Taking Long Positions

Amazon is a fascinating organization. I love this particular quote by Bezos.

“I very frequently get the question: ‘What’s going to change in the next 10 years?’ And that is a very interesting question; it’s a very common one. I almost never get the question: ‘What’s not going to change in the next 10 years?’ And I submit to you that that second question is actually the more important of the two — because you can build a business strategy around the things that are stable in time. … [I]n our retail business, we know that customers want low prices, and I know that’s going to be true 10 years from now. They want fast delivery; they want vast selection. It’s impossible to imagine a future 10 years from now where a customer comes up and says, ‘Jeff I love Amazon; I just wish the prices were a little higher,’ [or] ‘I love Amazon; I just wish you’d deliver a little more slowly.’ Impossible. And so the effort we put into those things, spinning those things up, we know the energy we put into it today will still be paying off dividends for our customers 10 years from now. When you have something that you know is true, even over the long term, you can afford to put a lot of energy into it.”

Jeff Bezos

It’s important to ask that question every once in a while, not only about your business but also in context to your life.

What’s not going to change in the next 10 years?

For my life, I can clearly see that my dependency on technology will increase. The skill gap and the corresponding income gap will become deeper. Stress will be a constant background in life. We will continue to see waves of Covid-19 and the health of the family will see more and more challenges given our lifestyle. Climate change will start impacting us more directly in ways we can’t imagine and our dependency on petrol cars is going to bite us in our ass.

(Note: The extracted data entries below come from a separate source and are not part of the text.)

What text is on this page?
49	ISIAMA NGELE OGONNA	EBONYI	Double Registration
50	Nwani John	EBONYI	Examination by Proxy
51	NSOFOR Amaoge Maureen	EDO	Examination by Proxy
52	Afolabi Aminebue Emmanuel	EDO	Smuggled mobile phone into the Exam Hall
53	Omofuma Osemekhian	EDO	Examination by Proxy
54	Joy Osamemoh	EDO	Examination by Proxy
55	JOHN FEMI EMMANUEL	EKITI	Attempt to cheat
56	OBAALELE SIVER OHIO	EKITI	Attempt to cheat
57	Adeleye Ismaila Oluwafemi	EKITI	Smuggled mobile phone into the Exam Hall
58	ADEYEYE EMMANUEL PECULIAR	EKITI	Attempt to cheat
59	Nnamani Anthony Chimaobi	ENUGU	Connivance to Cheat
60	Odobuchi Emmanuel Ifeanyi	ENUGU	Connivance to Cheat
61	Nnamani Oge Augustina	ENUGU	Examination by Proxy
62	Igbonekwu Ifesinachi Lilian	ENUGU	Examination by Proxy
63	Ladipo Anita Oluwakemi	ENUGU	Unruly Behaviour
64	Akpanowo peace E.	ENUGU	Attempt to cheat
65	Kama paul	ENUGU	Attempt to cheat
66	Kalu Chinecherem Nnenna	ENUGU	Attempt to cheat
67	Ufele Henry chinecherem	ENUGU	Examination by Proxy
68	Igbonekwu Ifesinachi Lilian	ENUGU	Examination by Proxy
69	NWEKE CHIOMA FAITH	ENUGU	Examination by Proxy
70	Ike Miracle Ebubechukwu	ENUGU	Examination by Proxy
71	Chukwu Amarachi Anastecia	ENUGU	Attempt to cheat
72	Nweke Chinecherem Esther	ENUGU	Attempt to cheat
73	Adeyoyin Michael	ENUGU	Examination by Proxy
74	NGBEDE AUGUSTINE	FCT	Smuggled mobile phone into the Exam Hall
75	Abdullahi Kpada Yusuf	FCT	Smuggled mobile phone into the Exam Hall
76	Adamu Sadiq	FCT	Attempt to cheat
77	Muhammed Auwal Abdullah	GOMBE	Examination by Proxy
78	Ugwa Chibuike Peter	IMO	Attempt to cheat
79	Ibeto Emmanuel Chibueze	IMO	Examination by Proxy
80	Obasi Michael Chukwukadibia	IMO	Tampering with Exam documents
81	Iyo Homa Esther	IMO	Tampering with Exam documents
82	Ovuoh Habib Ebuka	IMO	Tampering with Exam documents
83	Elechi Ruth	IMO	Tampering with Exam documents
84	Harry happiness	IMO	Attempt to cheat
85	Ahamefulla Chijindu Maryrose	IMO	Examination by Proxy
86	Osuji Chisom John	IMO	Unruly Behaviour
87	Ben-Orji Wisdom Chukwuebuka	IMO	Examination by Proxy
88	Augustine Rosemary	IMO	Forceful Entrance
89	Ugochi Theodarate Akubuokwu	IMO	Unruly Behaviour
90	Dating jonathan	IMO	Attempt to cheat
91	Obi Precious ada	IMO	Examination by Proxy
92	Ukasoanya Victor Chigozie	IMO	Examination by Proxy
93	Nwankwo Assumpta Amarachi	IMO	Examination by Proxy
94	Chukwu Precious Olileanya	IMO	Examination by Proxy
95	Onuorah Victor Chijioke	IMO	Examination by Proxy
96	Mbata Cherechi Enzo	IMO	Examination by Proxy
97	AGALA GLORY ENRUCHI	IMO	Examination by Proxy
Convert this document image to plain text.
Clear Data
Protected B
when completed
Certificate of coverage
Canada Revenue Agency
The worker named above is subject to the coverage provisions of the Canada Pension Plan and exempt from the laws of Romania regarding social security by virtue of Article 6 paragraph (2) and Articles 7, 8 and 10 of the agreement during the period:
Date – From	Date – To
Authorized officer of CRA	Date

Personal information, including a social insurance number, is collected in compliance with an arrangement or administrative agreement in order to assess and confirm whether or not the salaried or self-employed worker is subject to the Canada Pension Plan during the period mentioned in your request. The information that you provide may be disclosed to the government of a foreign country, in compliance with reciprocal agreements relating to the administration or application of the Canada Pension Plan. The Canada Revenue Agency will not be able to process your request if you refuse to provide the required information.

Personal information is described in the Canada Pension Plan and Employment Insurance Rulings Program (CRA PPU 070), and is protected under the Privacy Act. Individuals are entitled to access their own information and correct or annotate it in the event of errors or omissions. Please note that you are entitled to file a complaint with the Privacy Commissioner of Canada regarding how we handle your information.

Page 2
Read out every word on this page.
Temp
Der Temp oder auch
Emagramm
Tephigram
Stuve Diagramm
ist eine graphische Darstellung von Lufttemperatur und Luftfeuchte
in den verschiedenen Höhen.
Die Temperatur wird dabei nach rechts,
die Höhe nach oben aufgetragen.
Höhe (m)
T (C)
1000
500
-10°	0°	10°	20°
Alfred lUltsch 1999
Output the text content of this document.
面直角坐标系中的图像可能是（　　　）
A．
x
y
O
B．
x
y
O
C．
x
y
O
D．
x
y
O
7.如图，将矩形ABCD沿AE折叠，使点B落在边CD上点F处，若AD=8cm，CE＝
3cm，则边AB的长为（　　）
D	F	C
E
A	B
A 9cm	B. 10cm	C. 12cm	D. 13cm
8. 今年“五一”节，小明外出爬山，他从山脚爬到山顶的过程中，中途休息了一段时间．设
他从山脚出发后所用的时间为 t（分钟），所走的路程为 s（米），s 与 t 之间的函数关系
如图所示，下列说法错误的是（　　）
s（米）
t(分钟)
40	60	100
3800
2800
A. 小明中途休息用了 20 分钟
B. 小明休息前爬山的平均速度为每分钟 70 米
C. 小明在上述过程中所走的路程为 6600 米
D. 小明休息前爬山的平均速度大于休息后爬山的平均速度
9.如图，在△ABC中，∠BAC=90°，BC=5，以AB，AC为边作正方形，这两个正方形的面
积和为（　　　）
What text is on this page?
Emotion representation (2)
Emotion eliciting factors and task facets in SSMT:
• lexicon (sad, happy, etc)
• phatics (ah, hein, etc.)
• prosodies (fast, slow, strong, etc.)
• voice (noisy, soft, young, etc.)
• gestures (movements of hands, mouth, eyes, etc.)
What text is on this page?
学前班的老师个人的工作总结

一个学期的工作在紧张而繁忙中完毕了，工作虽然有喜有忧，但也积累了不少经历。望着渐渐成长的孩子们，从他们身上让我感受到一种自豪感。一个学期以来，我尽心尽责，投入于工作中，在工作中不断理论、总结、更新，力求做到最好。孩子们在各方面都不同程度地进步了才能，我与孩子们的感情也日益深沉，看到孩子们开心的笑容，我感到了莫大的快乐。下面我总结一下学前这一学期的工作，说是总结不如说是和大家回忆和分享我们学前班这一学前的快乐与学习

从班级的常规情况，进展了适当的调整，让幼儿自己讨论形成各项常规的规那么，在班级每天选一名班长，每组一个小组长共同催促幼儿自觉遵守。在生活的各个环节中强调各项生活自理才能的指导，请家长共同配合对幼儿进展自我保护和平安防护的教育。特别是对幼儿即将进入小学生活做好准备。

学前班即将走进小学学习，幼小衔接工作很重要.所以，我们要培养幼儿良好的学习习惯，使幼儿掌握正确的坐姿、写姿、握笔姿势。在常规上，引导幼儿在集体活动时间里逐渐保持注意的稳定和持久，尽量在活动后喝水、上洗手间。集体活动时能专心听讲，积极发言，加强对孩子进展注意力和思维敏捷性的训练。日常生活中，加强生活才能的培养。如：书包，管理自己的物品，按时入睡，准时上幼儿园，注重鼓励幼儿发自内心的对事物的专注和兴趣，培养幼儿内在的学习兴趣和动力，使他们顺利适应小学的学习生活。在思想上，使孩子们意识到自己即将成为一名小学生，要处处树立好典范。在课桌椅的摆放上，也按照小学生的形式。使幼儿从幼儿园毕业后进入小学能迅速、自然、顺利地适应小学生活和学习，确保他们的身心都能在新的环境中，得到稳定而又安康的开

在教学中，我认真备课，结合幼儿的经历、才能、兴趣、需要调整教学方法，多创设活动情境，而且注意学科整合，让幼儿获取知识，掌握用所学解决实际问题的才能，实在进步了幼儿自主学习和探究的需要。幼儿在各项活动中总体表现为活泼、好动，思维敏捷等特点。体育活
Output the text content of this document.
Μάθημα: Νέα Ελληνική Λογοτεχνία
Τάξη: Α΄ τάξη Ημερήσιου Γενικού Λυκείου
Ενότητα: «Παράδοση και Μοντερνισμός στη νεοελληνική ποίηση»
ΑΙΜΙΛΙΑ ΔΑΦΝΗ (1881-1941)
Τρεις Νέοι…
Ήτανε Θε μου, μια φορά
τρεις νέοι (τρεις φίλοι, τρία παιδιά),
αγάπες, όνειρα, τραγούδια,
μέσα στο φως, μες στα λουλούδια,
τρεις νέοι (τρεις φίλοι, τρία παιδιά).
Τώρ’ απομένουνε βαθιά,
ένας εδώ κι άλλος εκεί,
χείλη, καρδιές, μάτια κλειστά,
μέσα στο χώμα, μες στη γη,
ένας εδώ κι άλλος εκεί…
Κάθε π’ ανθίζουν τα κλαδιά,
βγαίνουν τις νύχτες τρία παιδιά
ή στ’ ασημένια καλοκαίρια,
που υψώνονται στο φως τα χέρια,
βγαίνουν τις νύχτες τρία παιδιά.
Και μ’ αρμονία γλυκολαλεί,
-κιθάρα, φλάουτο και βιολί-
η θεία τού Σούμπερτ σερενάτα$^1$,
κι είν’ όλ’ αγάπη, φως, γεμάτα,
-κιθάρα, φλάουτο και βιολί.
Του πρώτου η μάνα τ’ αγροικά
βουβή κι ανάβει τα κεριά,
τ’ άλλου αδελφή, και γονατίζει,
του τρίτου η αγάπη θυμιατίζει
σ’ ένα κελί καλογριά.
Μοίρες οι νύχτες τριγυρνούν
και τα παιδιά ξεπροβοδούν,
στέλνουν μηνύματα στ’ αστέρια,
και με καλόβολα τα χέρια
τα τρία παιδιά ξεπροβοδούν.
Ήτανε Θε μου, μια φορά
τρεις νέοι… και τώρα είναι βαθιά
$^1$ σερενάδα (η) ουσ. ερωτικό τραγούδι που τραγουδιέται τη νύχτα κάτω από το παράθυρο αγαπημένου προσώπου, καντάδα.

This simply translates into –

  • Make health – both physical and mental a top priority. Invest aggressively both with your time and resources to ensure that I am able to build a sane mind and a healthier body.
  • Investing continuously without expectations in a set of peers to build a support system that rescues you in the most difficult times and becomes your default safety net.
  • Learn skills that will challenge the mind (like building apps or setting up a vegetable farm)
  • A healthy diet not just for the body but also for the mind. Read books that stimulate the brain.
  • Continuously hone timeless skills (like creative expression, teaching)
  • Switching to a lifestyle that depends less on technology and closer to nature. Lesser carbon footprint and lesser dependency on petrol.

This list now allows me to make better decisions. Decisions that would be tough but would be aligned with my personal long-term goals. So if I buy a bike trainer worth 10K that allows me to cycle at home – it’s okay because it’s an investment into my health which will remain my top priority for as long as I can imagine. It also means that I don’t dwell too much on whether I should buy a book or not. It means that getting a solar plant installed on the rooftop is not a “How Much” question but a “when” question.

The default answer to some of these questions is – Just go for it.